We, as, humans intuitively learn the concepts of meaning and the suptle elements of semantics. This way we are able to deduce a multitude of intentions and references and match them to real objects in our environment - no matter the actual verbal expression. Machines do not posses this ability yet or at least can not replicate our intuitive semantic repertoire. DFK-scientist try to resolve this issue through a Multi-Key-Anchor Scene-Aware Transformer for 3D Visual Grounding (MiKASA). MiKASA enables the understanding of highly complex spacial relations and object attributes and further allows machines to identify said objects and recognize them through semantics.
Context is key
„For instance, when we come across a cuboid-shaped object in a kitchen, we may naturally assume that it is a dishwasher. Conversely, if we spot the same shape in a bathroom, it is more plausible that it is a washing machine", so Alain Pagani of the DFKI explains. Meaning is contextual and this information seems to be crucial in determining the true identity of an object and adds a nuanced understanding of our surroundings. Thanks to MiKASAS scenenaware object-encoder, machines are able to interpret information through the imminent surroundings of any reference-object and can identify and define said object accurately.

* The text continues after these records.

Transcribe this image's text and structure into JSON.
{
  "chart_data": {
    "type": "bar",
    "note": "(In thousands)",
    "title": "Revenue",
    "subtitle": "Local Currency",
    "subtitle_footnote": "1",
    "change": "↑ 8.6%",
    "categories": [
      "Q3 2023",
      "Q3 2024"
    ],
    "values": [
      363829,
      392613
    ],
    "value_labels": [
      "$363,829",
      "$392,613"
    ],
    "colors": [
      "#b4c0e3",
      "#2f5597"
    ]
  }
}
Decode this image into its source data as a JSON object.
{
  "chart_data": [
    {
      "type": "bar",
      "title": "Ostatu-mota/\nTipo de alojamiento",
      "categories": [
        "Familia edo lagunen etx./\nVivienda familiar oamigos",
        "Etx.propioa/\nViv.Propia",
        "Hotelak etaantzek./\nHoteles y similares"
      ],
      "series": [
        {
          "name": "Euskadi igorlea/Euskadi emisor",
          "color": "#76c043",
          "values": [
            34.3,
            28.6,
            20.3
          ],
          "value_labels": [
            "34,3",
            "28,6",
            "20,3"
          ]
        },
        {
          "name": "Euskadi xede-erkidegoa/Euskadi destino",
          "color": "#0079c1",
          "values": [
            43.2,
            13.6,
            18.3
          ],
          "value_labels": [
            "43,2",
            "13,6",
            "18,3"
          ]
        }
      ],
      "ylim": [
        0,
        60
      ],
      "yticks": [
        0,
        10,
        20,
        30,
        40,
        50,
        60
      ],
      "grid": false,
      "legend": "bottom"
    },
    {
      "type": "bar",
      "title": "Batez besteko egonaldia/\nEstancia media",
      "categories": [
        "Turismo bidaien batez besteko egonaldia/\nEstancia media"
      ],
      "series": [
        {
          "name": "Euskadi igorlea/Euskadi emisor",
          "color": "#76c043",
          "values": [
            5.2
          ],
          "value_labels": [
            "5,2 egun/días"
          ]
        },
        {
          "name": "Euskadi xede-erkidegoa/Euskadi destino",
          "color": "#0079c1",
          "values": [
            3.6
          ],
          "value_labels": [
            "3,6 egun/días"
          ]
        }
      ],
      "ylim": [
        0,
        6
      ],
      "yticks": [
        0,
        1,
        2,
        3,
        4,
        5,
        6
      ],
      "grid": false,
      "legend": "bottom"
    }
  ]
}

Unfortunately, machines and programs face another challenge in understanding spacial relations like we do: perspective! "The chair in front of the blue-lit monitor" can transform into the "chair behind the monitor", depending on ones point of view. The chair remains the same, yet its position and orientation in the environment may change. In order for machines to understand, that both described chairs are in fact the same object, MiKASA incorporates a so called "multi-key-anchor concept". It transmits the specific coordinates of anchor points in the field of view in relation to the targeted object and evaluates the importance of nearby object through text-descriptions. Through this method, semantic references aid in localization. The logic behind: a chair is typically faced towards a table or is positioned at a wall. The presence of a table and wall therefore define how a given chair would be orientated in the room indirectly.
The merger of languagemodells, acquired knowledge of semantics and object-recognition in 3D space, leads MiKASA to an accuracy of 78,6 percent (Sr3D Challenge), being a ten percent hit rate increase in the field of object-recognition in comparison to current other technologies!
„Seeing“ does not equal „understanding“
The baseline for eventual understanding is perception. This is why thousands of sensors are needed to gather data and merge them into a holstici representation of the gathered information. Without this cluster of data, spacial orientation becomes impossible - for humans and robots alike. Thankfully, the human brain is able to gather visual information through both our eyes and combine them into one consistent picture, omitting overlaps and duplicate sensoriy information automatically. Replicating this ability for machines proves to be difficult, but researchers at the DFKI may have found an efficient solution: the Partial Graph Matching Network with Semantic Geometric Fusion for 3D Scene Graph Alignment and its Downstream Tasks (SG-PGM).
The alignment between so called 3D scene graphs offers the foundation for a multitude of use cases. It supports point cloud registration - and helps robots to navigate the world. In order to enable the same in dynamic scenes with unpredictable noize, SG-PGM links those visualisations with a neural network. "Our program recycles geometric elements which have been learned through point cloud registration and associates the clustered geometric data points with semantic attributes at node level", so researcher Alain Pagani, Department Augmented Vision at the DFKI. Essentially, a group of points is given a semantic meaning (for example the meaning: "blue chair in front of a monitor"). The same group can then be recognized in another graph and does not have to be visualized again in the final representation of the scene.
Through this method SG-PGM accomplishes to detect overlaps with high precision and generates as exact of an representation as possible. This means: Better orientation for robots in their specific environment and accurate localization of objects. In order to honor this achievement, the organizers of the annual CVPR in Seattle have granted a placement to the corresponding paper.
From 17th until 21st of June the CVPR 2024 will take place at the Seattle Convention Center and is renowned for being one of the most important events in machine-pattern-regocnition. Out of thousands of submissions the most relevant technological methods and developers have been invited to the conference in Seattle. Didier Stricker, Department-director of Augmented Vision at the DFKI and his team will be present with six different publications, for example, covering technologies for 3D object-recognition through variable text descriptions and holistic scene-encoding.